Today's Internet video commercials often excite us to ill-conceived impossible futures; meanwhile the mobile wireless applications in actual use are being produced for a revolution that is not televised. Utility often battles glamour. How could a simple technology like the 1959 Volkswagen succeed against the muscle of Detroit? Volkswagen, with an annual advertising budget of $800,000, faced enormous U.S. automotive marketing campaigns such as the one that spent $8 million in four months for a car called the Edsel. Even with all that "convincing advertising," the Edsel went nowhere. Buyers understood the differences and small thinking prevailed.

Perhaps success depends on how you think about your mobile business. Steve Case, founder of AOL, built the largest media company in the world on slow dial-up connections (less than 56 kbps), which 88 percent of people in the United States experience as their Internet connection in 2001. People find great value in basic technology. Journalists and analysts often chronicle the disadvantages of wireless technology. In their jolly jaded confidence, they assert that people need powerful devices and faster connections. But a shrunken graphical supercomputer with a powerful connection is not useful on the road; nor is it likely to solve mobile problems. It is likely to slow you down. Mobile users need on-the-spot personal information from handy wireless devices. They need less, not more. This is new territory and a development team that is knowledgeable and focused on wireless possibilities can help discover the best purpose of a mobile application.

Much of the world either has a PC or does not need one. Many parts of the world find success in the wireless Internet as smaller, more efficient wireless devices connect simply with institutions that supply content and services. The makers of the technology and the culture that uses it understand that small is beautiful. This direct thinking has led to generous adoption rates in Japan. Must we wait for the gas-guzzling, power-hungry vehicle when it is clear that a small Bug will do?

"Thinking small" is the basis for a new wireless culture that experiences good mobile applications. It finds that Web sites waste time; simple text makes the point; direct personal applications work best; information about location and personalized data is an advantage. Thinking small is about messages and notes, not email and documents. The wireless features listed in Table 24 are for those who think small and talk small. A typical mobile traveler's feeling about mobile devices is, "The cool thing about my Web phone is that when I get off a plane, it sets the time automatically. It knows where it is. I do not have to boot it up. It does not crash. I can use it in more places than my PC. My important information is with me, as I need it. It is always on, I am always connected, and it fits in my pocket like car keys."
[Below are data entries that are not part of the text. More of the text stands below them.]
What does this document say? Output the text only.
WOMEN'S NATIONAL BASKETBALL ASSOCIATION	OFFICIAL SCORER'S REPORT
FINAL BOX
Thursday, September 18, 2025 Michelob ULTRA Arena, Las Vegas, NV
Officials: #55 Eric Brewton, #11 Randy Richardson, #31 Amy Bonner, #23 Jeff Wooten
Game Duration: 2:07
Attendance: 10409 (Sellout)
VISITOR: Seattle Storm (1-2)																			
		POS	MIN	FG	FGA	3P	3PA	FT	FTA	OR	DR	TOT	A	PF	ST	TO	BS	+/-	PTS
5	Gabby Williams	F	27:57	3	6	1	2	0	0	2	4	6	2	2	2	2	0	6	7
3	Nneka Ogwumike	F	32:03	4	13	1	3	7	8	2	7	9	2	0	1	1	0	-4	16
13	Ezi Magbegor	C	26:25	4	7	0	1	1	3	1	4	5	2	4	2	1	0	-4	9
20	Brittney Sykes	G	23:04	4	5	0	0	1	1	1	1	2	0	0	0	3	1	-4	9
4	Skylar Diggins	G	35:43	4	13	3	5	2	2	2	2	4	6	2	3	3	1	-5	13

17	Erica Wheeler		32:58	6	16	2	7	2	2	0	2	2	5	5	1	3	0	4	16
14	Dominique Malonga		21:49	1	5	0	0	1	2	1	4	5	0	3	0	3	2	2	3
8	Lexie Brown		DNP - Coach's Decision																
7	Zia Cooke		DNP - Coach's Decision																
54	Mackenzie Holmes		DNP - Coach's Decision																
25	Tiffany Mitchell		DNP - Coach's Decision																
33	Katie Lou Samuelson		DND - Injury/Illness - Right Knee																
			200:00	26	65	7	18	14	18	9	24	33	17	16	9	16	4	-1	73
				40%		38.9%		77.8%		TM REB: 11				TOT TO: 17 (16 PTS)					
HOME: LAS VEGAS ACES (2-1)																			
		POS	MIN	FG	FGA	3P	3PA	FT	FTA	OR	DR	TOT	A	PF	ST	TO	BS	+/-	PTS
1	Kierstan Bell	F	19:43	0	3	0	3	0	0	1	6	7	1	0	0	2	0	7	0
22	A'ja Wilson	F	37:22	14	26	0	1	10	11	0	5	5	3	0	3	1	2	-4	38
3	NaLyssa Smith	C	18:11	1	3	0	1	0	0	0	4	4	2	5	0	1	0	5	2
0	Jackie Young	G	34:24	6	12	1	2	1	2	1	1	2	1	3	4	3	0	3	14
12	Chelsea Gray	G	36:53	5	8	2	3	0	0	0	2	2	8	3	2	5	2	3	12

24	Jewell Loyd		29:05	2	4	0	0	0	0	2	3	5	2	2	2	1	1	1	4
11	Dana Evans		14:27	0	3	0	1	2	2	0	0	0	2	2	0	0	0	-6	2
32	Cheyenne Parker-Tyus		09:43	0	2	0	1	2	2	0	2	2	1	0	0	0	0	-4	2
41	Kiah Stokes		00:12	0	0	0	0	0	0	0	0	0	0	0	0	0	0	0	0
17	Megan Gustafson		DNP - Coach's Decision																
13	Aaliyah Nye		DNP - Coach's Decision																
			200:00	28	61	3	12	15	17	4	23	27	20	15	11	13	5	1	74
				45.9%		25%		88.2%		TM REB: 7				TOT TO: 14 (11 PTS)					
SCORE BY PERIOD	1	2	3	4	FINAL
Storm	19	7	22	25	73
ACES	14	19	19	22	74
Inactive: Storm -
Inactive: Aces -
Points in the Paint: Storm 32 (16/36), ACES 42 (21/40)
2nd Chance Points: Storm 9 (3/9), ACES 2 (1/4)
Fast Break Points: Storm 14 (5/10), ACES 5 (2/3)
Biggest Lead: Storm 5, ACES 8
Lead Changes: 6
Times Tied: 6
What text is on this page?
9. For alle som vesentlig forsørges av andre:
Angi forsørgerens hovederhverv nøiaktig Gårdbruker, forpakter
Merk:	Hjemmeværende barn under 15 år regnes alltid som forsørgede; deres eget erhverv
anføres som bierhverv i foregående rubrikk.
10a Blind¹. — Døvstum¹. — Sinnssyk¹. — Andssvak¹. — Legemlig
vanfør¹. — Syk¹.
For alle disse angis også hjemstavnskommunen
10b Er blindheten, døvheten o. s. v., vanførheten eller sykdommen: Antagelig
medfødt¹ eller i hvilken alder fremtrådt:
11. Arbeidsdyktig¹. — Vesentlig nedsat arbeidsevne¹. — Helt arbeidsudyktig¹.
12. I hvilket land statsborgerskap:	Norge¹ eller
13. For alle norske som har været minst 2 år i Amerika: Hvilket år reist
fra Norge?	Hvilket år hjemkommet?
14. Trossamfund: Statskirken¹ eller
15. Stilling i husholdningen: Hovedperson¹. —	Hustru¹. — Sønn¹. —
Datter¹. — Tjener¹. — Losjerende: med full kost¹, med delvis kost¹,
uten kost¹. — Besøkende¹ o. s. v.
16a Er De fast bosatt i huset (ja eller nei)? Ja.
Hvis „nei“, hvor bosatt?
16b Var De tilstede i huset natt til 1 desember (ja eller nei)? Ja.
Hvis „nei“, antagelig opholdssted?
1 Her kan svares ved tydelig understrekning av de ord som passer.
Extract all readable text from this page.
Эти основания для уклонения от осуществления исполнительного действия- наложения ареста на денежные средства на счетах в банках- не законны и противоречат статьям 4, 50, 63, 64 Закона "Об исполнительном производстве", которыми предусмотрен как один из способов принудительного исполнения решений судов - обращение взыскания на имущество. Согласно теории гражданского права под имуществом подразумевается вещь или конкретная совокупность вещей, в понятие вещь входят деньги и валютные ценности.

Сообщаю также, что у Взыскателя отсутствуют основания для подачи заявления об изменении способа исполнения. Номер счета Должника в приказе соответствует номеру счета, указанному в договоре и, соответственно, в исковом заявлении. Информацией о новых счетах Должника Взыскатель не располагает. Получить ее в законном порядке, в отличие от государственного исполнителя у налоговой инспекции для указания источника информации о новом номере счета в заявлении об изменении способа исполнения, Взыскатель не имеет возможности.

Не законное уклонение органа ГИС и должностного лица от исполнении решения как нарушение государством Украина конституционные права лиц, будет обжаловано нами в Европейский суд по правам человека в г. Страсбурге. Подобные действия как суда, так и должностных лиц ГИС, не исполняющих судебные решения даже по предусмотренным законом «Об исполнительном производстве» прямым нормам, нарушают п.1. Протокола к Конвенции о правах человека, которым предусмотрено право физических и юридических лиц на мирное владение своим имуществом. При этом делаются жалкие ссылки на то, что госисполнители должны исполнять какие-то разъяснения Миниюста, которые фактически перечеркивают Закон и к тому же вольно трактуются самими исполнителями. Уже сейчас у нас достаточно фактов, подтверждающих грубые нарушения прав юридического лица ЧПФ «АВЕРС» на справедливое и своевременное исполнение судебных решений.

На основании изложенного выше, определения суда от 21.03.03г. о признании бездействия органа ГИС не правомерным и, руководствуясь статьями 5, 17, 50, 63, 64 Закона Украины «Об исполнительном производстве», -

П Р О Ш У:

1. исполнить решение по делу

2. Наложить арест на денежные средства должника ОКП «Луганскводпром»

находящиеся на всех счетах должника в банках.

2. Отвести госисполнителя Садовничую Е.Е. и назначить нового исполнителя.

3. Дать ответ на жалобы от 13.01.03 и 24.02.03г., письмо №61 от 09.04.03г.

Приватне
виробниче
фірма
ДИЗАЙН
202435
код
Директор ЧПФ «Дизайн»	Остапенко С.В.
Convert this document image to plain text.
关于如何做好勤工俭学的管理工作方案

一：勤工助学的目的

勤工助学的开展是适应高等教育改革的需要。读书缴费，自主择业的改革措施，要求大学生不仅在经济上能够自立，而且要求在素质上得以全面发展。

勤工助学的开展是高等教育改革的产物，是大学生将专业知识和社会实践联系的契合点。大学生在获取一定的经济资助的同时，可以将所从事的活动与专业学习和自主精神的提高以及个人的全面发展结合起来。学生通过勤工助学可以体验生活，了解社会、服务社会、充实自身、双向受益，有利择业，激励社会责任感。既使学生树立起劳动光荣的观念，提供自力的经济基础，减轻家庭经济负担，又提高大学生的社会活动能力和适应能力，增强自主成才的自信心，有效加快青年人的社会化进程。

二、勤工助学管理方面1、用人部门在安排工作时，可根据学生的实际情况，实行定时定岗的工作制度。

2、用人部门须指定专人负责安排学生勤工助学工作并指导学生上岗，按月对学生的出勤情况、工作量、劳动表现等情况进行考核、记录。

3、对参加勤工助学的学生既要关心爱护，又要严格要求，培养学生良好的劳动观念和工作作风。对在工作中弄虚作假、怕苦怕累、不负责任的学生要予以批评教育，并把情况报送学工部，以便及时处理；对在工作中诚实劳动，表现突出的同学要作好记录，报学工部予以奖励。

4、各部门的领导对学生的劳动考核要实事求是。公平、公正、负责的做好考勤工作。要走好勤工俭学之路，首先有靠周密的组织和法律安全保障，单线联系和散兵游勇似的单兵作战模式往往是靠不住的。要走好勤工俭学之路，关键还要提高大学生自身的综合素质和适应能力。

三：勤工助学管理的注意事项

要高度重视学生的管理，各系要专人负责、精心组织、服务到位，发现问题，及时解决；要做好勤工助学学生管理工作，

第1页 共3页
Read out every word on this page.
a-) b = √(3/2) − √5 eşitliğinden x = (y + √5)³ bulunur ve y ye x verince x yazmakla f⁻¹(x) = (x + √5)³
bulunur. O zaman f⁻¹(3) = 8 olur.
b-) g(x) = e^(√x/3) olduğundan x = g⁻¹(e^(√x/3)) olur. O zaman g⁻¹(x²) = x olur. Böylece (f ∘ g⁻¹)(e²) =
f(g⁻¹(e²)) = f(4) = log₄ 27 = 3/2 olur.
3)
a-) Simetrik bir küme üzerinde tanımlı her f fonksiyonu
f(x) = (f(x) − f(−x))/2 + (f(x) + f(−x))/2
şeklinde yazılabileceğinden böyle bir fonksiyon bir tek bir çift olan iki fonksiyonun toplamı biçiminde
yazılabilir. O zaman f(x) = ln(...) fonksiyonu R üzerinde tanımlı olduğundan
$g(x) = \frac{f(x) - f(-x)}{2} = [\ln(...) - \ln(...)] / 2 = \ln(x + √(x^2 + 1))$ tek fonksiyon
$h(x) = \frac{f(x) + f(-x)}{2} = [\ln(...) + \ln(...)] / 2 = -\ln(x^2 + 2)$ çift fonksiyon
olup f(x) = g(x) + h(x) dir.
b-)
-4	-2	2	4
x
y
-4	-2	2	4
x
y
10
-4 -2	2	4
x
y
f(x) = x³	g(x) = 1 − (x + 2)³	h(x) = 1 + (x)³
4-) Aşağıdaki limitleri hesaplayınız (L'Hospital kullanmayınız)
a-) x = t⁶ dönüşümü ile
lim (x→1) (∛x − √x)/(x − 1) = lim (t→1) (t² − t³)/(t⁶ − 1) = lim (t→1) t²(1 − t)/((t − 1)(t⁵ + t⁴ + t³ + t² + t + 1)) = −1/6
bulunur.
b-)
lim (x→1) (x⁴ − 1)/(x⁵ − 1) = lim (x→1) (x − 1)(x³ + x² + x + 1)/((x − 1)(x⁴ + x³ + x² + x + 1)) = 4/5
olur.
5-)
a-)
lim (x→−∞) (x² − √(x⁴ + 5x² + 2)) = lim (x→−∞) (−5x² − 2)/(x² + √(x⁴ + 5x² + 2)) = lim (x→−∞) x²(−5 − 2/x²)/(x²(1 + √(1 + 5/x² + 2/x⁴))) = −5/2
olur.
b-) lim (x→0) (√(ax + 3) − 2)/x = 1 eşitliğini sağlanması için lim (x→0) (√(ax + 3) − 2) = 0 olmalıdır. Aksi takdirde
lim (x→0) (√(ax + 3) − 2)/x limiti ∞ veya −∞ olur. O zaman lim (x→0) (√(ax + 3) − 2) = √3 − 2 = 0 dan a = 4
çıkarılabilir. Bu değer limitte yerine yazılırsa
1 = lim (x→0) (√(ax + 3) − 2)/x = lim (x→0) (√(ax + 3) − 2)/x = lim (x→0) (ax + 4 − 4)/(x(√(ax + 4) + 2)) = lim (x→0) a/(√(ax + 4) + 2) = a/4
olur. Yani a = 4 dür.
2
Table 24 Features of wireless devices compared to features of PCs

Wireless Small Talk

PC Big Talk

Battery life in days

Power supply in minutes for blackouts

Small and portable

Big and powerful

Weight in ounces

Weight in pounds

CPU functions in silicon

CPU functions in memory

Fits hand, fits pocket

Fits under a desk

Storage in megabytes

Storage in gigabytes

Memory in megabytes

Memory in hundreds of megabytes

Screen visibility, lines

Screen size 19" or bigger, millions of colors

Personal content

Enterprise application software

Touch screen

Three-button mouse with thumbwheel

Small keyboard

100 keys + 12 functions on 18"-wide keyboard

Network always on

Network always on

19.2 kbps or faster

128 kbps or faster



Voice clarity


Miniaturization is certainly the key trend in digital device manufacturing. Some say that cellular phone screens are too small. While these developers wait for the screen to come, leading engineers see a minimalist opportunity to build mobile wireless applications that are small and powerful. It is a design opportunity that does not come often. In a small text space, one can communicate simply and to the point of necessity. The challenge for developers is to determine essentially what people want when they are on the go and arriving at specific places.